My Deepest Fear
/Would my illness be as serious today if I had gotten treated younger, if I had entered therapy sooner, if I had learned coping strategies earlier?
I wrestle with this question almost every day. Sometimes, I wonder if the panic attacks and depressive episodes I experience now, would be less debilitating if my mental illnesses were identified and treated in my teens. For five years I experienced crushing depression before settling into a structured treatment. We know mental illness affects the psyche, but it also profoundly alters the physical structure of the brain.
Brain changes associated with early-onset major depression have been reported in the hippocampus, amygdala, caudate nucleus, putamen, and frontal cortex, structures that are extensively interconnected. Studies have found reductions in volume of the frontal cortex, with some studies showing specific reductions in subregions of the frontal cortex, including the orbitofrontal cortex. (Yi, 2000)
In a very real sense, I live with brain damage. Not because of an acute injury, but due to persistent isolation, negative self-talk, and a chronic, active stress-response.
For years, I obsessed with why I had depression. What caused it? How did it develop? Why, why, why? Then I had an epiphany. If I figured out the exact cause and reason for the thoughts that developed in my teenage mind; nothing would change in the present.
The future is a hundred thousand threads, but the past is a fabric that can never be rewoven.
Orson Scott Card
I can examine the tapestry of my medical history, but I cannot change anything about it. I can peak at a forgotten corner, but that knowledge will do nothing for me in the present. Consider how you would react if a doctor told you that you contracted the Bubonic plague, and before she got to telling you about how she’ll treat you, she explains exactly how you picked up this disease.

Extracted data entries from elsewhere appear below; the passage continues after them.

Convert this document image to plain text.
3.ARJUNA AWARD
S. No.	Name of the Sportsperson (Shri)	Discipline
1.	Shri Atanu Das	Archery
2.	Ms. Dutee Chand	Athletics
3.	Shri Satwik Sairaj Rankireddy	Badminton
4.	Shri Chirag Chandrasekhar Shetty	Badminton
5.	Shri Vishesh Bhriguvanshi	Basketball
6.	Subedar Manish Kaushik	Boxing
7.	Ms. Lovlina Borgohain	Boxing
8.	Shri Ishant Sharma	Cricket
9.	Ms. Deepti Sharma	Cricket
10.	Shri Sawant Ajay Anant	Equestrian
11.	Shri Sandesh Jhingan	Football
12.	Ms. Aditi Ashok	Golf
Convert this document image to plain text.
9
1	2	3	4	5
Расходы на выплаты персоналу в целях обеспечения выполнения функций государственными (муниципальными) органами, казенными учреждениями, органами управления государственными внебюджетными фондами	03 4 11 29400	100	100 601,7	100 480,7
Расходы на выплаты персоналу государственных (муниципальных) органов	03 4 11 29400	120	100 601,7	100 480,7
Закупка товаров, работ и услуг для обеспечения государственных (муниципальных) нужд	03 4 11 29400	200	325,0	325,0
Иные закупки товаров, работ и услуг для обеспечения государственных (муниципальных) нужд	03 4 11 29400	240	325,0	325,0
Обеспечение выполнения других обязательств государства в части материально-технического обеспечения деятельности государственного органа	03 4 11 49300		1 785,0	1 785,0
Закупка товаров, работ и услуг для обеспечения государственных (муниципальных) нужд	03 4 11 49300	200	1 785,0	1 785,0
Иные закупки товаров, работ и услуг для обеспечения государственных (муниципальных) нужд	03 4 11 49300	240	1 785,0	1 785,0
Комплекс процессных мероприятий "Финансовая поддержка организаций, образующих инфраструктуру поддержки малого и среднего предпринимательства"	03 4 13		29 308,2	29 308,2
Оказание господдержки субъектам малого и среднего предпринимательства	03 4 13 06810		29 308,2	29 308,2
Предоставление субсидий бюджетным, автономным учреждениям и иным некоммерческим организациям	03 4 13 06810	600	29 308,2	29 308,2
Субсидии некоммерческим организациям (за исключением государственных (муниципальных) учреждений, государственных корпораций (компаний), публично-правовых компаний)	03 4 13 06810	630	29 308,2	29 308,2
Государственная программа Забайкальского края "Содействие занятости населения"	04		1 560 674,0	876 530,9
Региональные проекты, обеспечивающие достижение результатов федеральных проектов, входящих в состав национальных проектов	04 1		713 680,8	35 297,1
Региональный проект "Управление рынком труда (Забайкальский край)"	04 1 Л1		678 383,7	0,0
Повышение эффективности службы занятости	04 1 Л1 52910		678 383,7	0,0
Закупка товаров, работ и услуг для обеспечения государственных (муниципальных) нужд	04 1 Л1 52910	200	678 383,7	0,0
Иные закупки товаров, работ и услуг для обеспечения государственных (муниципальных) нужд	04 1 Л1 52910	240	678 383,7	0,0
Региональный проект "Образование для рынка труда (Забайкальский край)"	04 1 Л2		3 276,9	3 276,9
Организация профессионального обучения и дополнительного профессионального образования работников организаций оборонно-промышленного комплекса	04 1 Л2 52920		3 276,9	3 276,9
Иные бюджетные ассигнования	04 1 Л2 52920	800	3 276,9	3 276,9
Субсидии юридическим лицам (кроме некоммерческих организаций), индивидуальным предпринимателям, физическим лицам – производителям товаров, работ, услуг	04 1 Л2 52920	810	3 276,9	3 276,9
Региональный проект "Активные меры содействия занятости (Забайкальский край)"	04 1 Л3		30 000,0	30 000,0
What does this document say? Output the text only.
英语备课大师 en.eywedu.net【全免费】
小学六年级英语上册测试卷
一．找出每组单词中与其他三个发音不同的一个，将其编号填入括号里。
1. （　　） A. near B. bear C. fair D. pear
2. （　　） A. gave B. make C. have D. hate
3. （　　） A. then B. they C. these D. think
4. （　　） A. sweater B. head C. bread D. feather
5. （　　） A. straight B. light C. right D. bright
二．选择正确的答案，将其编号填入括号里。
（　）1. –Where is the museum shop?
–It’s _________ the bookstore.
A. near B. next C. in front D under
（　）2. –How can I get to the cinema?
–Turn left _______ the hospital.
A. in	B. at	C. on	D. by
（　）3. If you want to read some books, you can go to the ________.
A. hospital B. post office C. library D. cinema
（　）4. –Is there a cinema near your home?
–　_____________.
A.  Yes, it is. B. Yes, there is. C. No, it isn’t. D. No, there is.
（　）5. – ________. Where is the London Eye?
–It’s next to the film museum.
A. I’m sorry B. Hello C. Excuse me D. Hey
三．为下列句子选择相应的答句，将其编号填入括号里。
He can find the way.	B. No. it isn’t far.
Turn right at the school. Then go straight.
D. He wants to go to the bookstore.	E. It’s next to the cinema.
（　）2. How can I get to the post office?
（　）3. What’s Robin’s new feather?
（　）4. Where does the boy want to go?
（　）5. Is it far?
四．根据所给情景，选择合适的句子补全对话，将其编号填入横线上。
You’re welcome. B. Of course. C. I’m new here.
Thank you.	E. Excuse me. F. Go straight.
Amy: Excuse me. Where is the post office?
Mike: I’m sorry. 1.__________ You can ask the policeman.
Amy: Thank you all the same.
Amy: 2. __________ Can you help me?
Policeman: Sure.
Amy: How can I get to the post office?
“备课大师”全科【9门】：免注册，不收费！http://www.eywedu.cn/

Though that information may be useful in the future, to prevent getting the illness again, it does nothing for you while you are suffering and undergoing treatment.
In research by the Center for Addiction and Mental Health (CAHM):
This study provides the first biological evidence for large brain changes in long-lasting depression, suggesting that it is a different stage of illness that needs different therapeutics - the same perspective taken for early and later stages of Alzheimer's disease.
Had I begun treatment earlier, I may not have had such a wild journey in finding medications and treatments. My symptoms today might be less severe and occur less often. But, that is all speculation.
I must deal with the now, and reinforce my mind to be resilient in the future.